Now, I am still banned from lifting any heavy weights but that didn’t mean I have to stop completely. I found using the lateral pulldown machine and low row were perfect for keeping my back from getting too tired and niggly. With low weights, low reps/sets and a longer break in between each round it worked perfectly. You see I didn’t have to lift anything heavy to have a workout.

Bands

And no I don’t mean the ones in the top forty music chart. I mean resistance bands. These are a fantastic way of training when you need to slow things down and concentrate on the deeper muscles. Now I prefer my training to be fast, moving in all directions and breaking a sweat. Something that I am not going to get with resistance bands in a rehab setting. I had to slow it right down and concentrate on activating the muscles which needed attention. This was mainly my back and will shortly involve me core muscles too.

My core

My core work can start now as well. However, my five minute plank will have to wait. I need to start with the basics and the regressions of most core moves. It means I will have to separate out my upper core muscles, lower and obliques (they live on the sides) and concentrate on activating each to get them strong again.

My mental health

Why am I keeping so active?

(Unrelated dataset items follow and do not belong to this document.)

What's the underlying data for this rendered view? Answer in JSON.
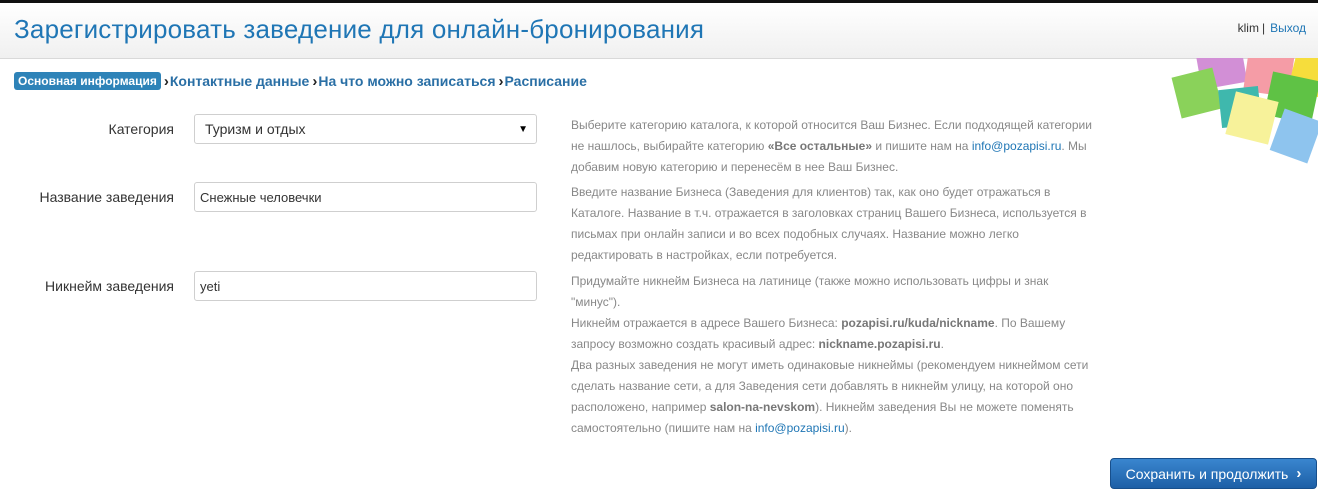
{
  "header": {
    "title": "Зарегистрировать заведение для онлайн-бронирования",
    "user_name": "klim",
    "separator": "|",
    "logout_label": "Выход"
  },
  "breadcrumb": {
    "steps": [
      {
        "label": "Основная информация",
        "active": true
      },
      {
        "label": "Контактные данные",
        "active": false
      },
      {
        "label": "На что можно записаться",
        "active": false
      },
      {
        "label": "Расписание",
        "active": false
      }
    ],
    "separator_icon": "chevron-right-icon"
  },
  "form": {
    "category": {
      "label": "Категория",
      "value": "Туризм и отдых",
      "help": {
        "part1": "Выберите категорию каталога, к которой относится Ваш Бизнес. Если подходящей категории не нашлось, выбирайте категорию ",
        "bold1": "«Все остальные»",
        "part2": " и пишите нам на ",
        "email": "info@pozapisi.ru",
        "part3": ". Мы добавим новую категорию и перенесём в нее Ваш Бизнес."
      }
    },
    "name": {
      "label": "Название заведения",
      "value": "Снежные человечки",
      "help": "Введите название Бизнеса (Заведения для клиентов) так, как оно будет отражаться в Каталоге. Название в т.ч. отражается в заголовках страниц Вашего Бизнеса, используется в письмах при онлайн записи и во всех подобных случаях. Название можно легко редактировать в настройках, если потребуется."
    },
    "nickname": {
      "label": "Никнейм заведения",
      "value": "yeti",
      "help": {
        "p1": "Придумайте никнейм Бизнеса на латинице (также можно использовать цифры и знак \"минус\").",
        "p2_a": "Никнейм отражается в адресе Вашего Бизнеса: ",
        "p2_bold1": "pozapisi.ru/kuda/nickname",
        "p2_b": ". По Вашему запросу возможно создать красивый адрес: ",
        "p2_bold2": "nickname.pozapisi.ru",
        "p2_c": ".",
        "p3_a": "Два разных заведения не могут иметь одинаковые никнеймы (рекомендуем никнеймом сети сделать название сети, а для Заведения сети добавлять в никнейм улицу, на которой оно расположено, например ",
        "p3_bold": "salon-na-nevskom",
        "p3_b": "). Никнейм заведения Вы не можете поменять самостоятельно (пишите нам на ",
        "p3_email": "info@pozapisi.ru",
        "p3_c": ")."
      }
    }
  },
  "actions": {
    "save_label": "Сохранить и продолжить",
    "save_icon": "chevron-right-icon"
  },
  "colors": {
    "accent": "#1f76b5",
    "active_step_bg": "#2e83b8",
    "help_text": "#888888",
    "button_top": "#3a86cf",
    "button_bottom": "#1d5fa6"
  }
}
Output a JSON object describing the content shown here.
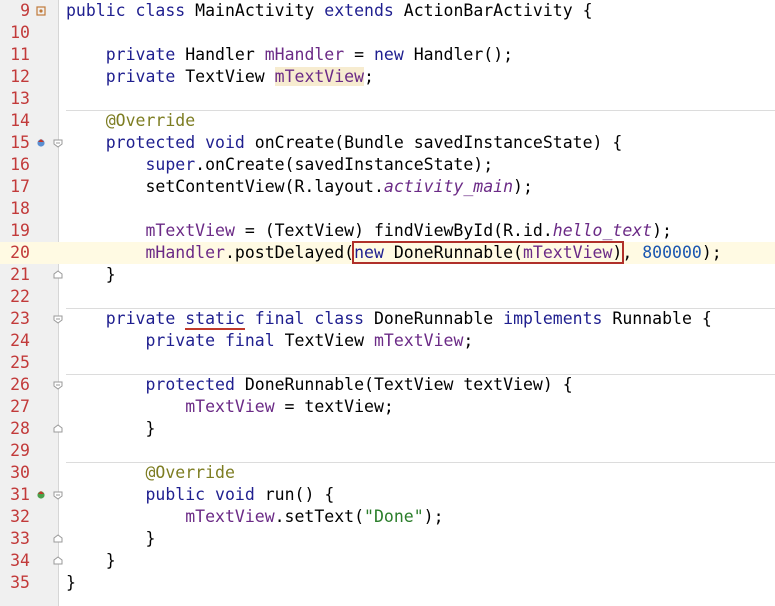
{
  "editor": {
    "lines": [
      {
        "num": "9"
      },
      {
        "num": "10"
      },
      {
        "num": "11"
      },
      {
        "num": "12"
      },
      {
        "num": "13"
      },
      {
        "num": "14"
      },
      {
        "num": "15"
      },
      {
        "num": "16"
      },
      {
        "num": "17"
      },
      {
        "num": "18"
      },
      {
        "num": "19"
      },
      {
        "num": "20"
      },
      {
        "num": "21"
      },
      {
        "num": "22"
      },
      {
        "num": "23"
      },
      {
        "num": "24"
      },
      {
        "num": "25"
      },
      {
        "num": "26"
      },
      {
        "num": "27"
      },
      {
        "num": "28"
      },
      {
        "num": "29"
      },
      {
        "num": "30"
      },
      {
        "num": "31"
      },
      {
        "num": "32"
      },
      {
        "num": "33"
      },
      {
        "num": "34"
      },
      {
        "num": "35"
      }
    ],
    "tokens": {
      "public": "public",
      "class": "class",
      "extends": "extends",
      "private": "private",
      "new": "new",
      "protected": "protected",
      "void": "void",
      "super": "super",
      "static": "static",
      "final": "final",
      "implements": "implements",
      "mainActivity": " MainActivity ",
      "actionBarTail": " ActionBarActivity {",
      "handlerDecl": " Handler ",
      "mHandler": "mHandler",
      "eq": " = ",
      "handlerInit": " Handler();",
      "textViewDecl": " TextView ",
      "mTextView": "mTextView",
      "semicolon": ";",
      "override": "@Override",
      "onCreateSig": " onCreate(Bundle savedInstanceState) {",
      "superCall": ".onCreate(savedInstanceState);",
      "setContentView": "setContentView(R.layout.",
      "activityMain": "activity_main",
      "closeParenSemi": ");",
      "castFind": " = (TextView) findViewById(R.id.",
      "helloText": "hello_text",
      "postDelayed": ".postDelayed(",
      "doneRunnableCall": " DoneRunnable(",
      "closeParen": ")",
      "commaSpace": ", ",
      "delayValue": "800000",
      "closeBrace": "}",
      "doneRunnableClass": " DoneRunnable ",
      "runnableTail": " Runnable {",
      "ctorSig": " DoneRunnable(TextView textView) {",
      "assignTextView": " = textView;",
      "runSig": " run() {",
      "setTextOpen": ".setText(",
      "doneString": "\"Done\"",
      "indent4": "    ",
      "indent8": "        ",
      "indent12": "            ",
      "space": " "
    }
  }
}
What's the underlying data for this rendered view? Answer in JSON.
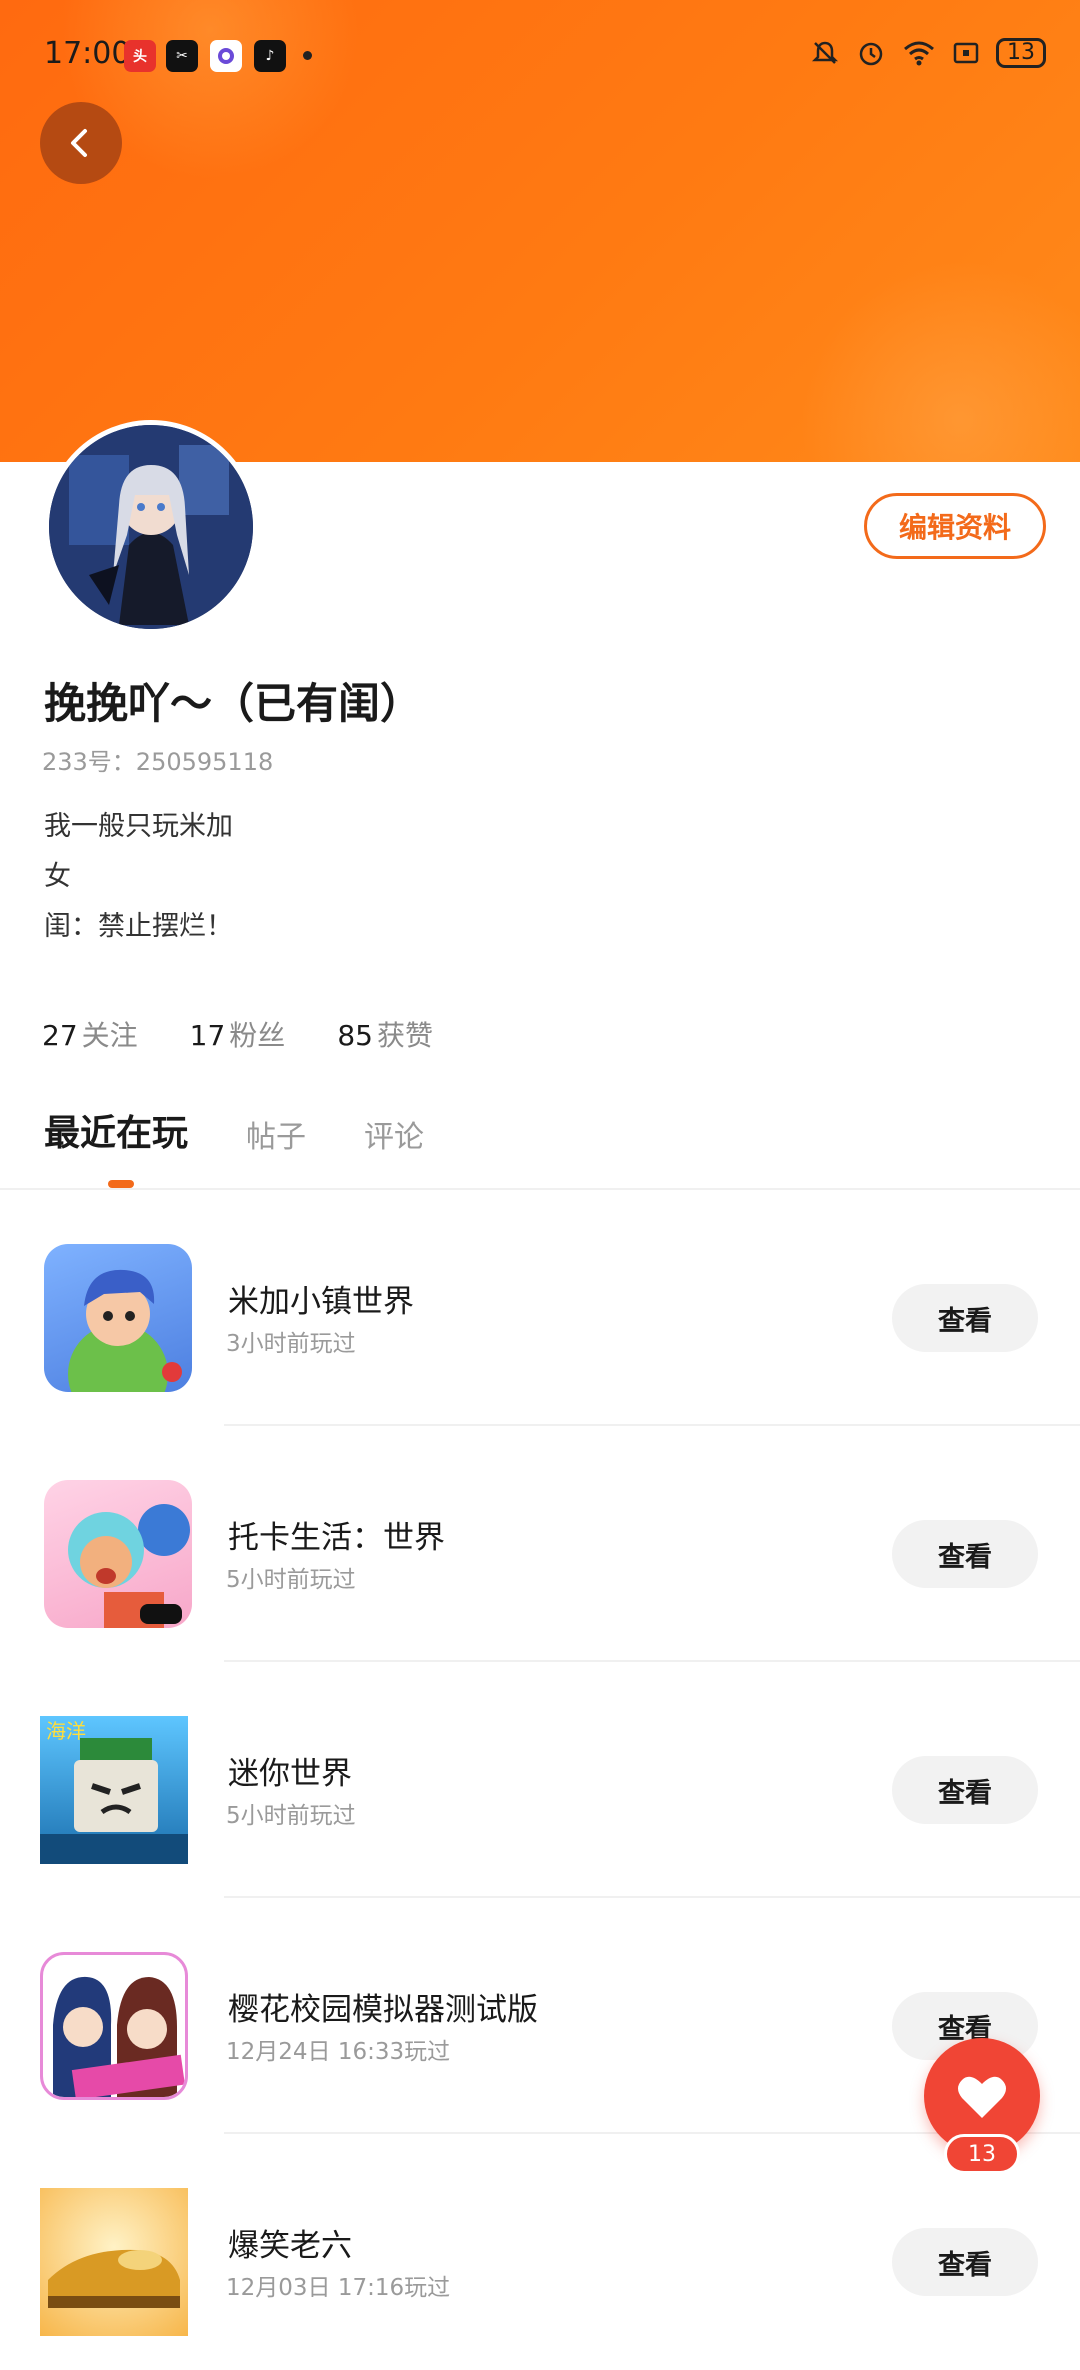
{
  "status_bar": {
    "time": "17:00",
    "apps": [
      "toutiao-icon",
      "capcut-icon",
      "browser-icon",
      "tiktok-icon"
    ],
    "battery": "13"
  },
  "profile": {
    "edit_label": "编辑资料",
    "username": "挽挽吖～（已有闺）",
    "uid": "233号：250595118",
    "bio_lines": [
      "我一般只玩米加",
      "女",
      "闺：禁止摆烂！"
    ],
    "stats": [
      {
        "count": "27",
        "label": "关注"
      },
      {
        "count": "17",
        "label": "粉丝"
      },
      {
        "count": "85",
        "label": "获赞"
      }
    ]
  },
  "tabs": [
    {
      "label": "最近在玩",
      "active": true
    },
    {
      "label": "帖子",
      "active": false
    },
    {
      "label": "评论",
      "active": false
    }
  ],
  "games": [
    {
      "name": "米加小镇世界",
      "time": "3小时前玩过",
      "button": "查看"
    },
    {
      "name": "托卡生活：世界",
      "time": "5小时前玩过",
      "button": "查看"
    },
    {
      "name": "迷你世界",
      "time": "5小时前玩过",
      "button": "查看"
    },
    {
      "name": "樱花校园模拟器测试版",
      "time": "12月24日 16:33玩过",
      "button": "查看"
    },
    {
      "name": "爆笑老六",
      "time": "12月03日 17:16玩过",
      "button": "查看"
    }
  ],
  "like": {
    "count": "13"
  },
  "colors": {
    "accent": "#f36a1a",
    "banner": "#ff7a12",
    "like": "#f04535"
  }
}
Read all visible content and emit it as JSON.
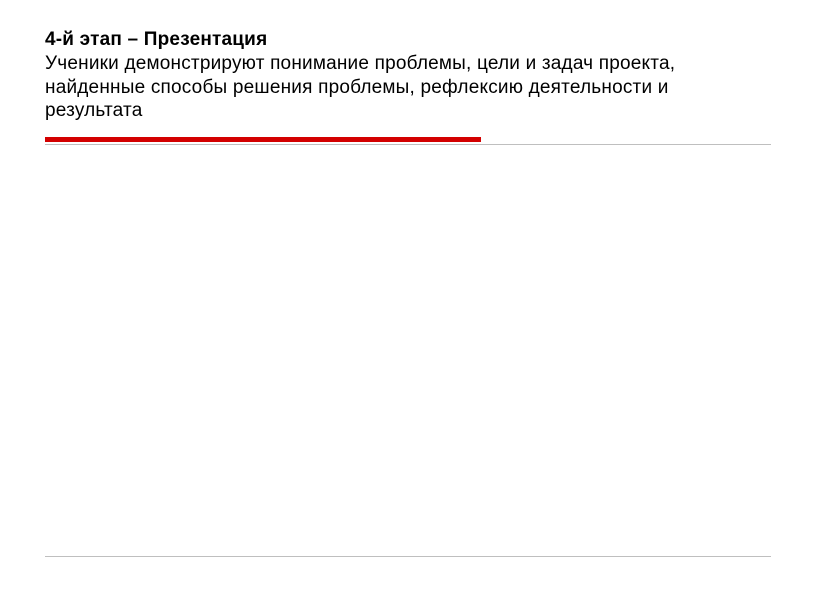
{
  "slide": {
    "title_bold": "4-й этап – Презентация",
    "body": "Ученики демонстрируют понимание проблемы, цели и задач проекта, найденные способы решения проблемы, рефлексию деятельности и результата"
  }
}
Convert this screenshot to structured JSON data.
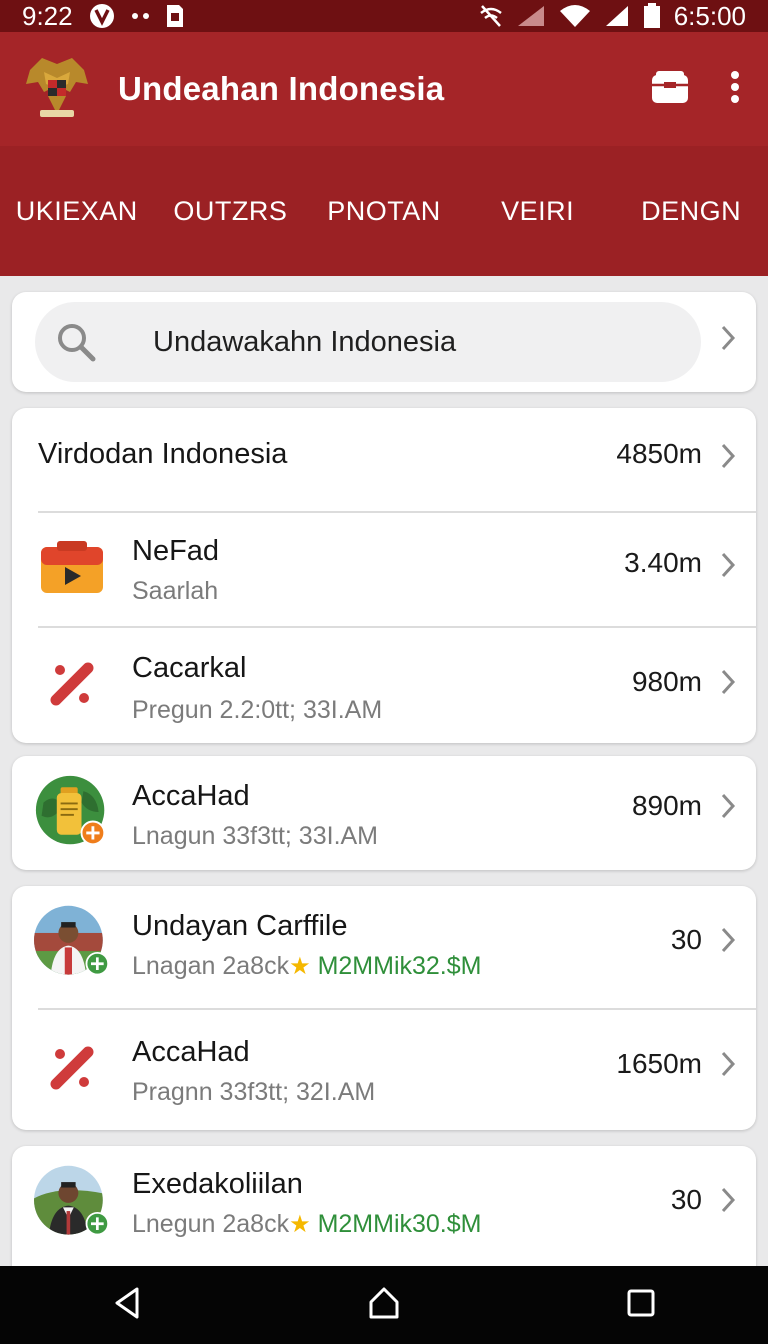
{
  "status_bar": {
    "time": "9:22",
    "clock_right": "6:5:00",
    "icons_left": [
      "vpn-icon",
      "dots-icon",
      "sim-icon"
    ],
    "icons_right": [
      "no-network-icon",
      "signal-icon",
      "wifi-icon",
      "battery-icon"
    ]
  },
  "app_bar": {
    "title": "Undeahan Indonesia",
    "logo": "garuda-emblem-icon",
    "actions": [
      "folder-icon",
      "more-vert-icon"
    ]
  },
  "tabs": [
    "UKIEXAN",
    "OUTZRS",
    "PNOTAN",
    "VEIRI",
    "DENGN"
  ],
  "search": {
    "value": "Undawakahn Indonesia"
  },
  "list": {
    "header": {
      "title": "Virdodan Indonesia",
      "value": "4850m"
    },
    "items": [
      {
        "title": "NeFad",
        "subtitle": "Saarlah",
        "value": "3.40m",
        "icon": "video-folder-icon"
      },
      {
        "title": "Cacarkal",
        "subtitle": "Pregun 2.2:0tt; 33I.AM",
        "value": "980m",
        "icon": "cross-mark-icon"
      },
      {
        "title": "AccaHad",
        "subtitle": "Lnagun 33f3tt; 33I.AM",
        "value": "890m",
        "icon": "bottle-avatar-icon"
      },
      {
        "title": "Undayan Carffile",
        "subtitle": "Lnagan 2a8ck",
        "subtitle_green": "M2MMik32.$M",
        "value": "30",
        "icon": "person-avatar-icon"
      },
      {
        "title": "AccaHad",
        "subtitle": "Pragnn 33f3tt; 32I.AM",
        "value": "1650m",
        "icon": "cross-mark-icon"
      },
      {
        "title": "Exedakoliilan",
        "subtitle": "Lnegun 2a8ck",
        "subtitle_green": "M2MMik30.$M",
        "value": "30",
        "icon": "person-avatar-icon"
      }
    ]
  },
  "nav_bar": [
    "back-icon",
    "home-icon",
    "recents-icon"
  ],
  "colors": {
    "status_bar": "#6e1012",
    "app_bar": "#a52528",
    "tabs": "#9b2124",
    "green_text": "#2f8f3a",
    "background": "#e9e9ea"
  }
}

That is a good question. First of all I point out my blog called “sitting still is tricky!”. That sentence says it all really. I find it really hard to sit still and do nothing. The idea of a beach holiday, reading a book, drinking an ice cold drink and so on scares me. I am wanting to know what water sports are available, is there a bicycle track or even a walking track and when the next activity is. So you see my point. My mental health sitting still would get bored, frustrated, irritable and many other words to describe that. My mental health doing this kind of exercise is happy, less stressed, active and smiling. And that is my point. Active body equals happy mind.

Conclusion

I hope that has given you a little insight into my training as I rehab from my surgery. I feel the main point is you can work out to an extent post operation/illness/injury you just need to be careful (always double check if you are unsure). Feel free to ask me any questions, talk to your own GP or local gym and see what you can do.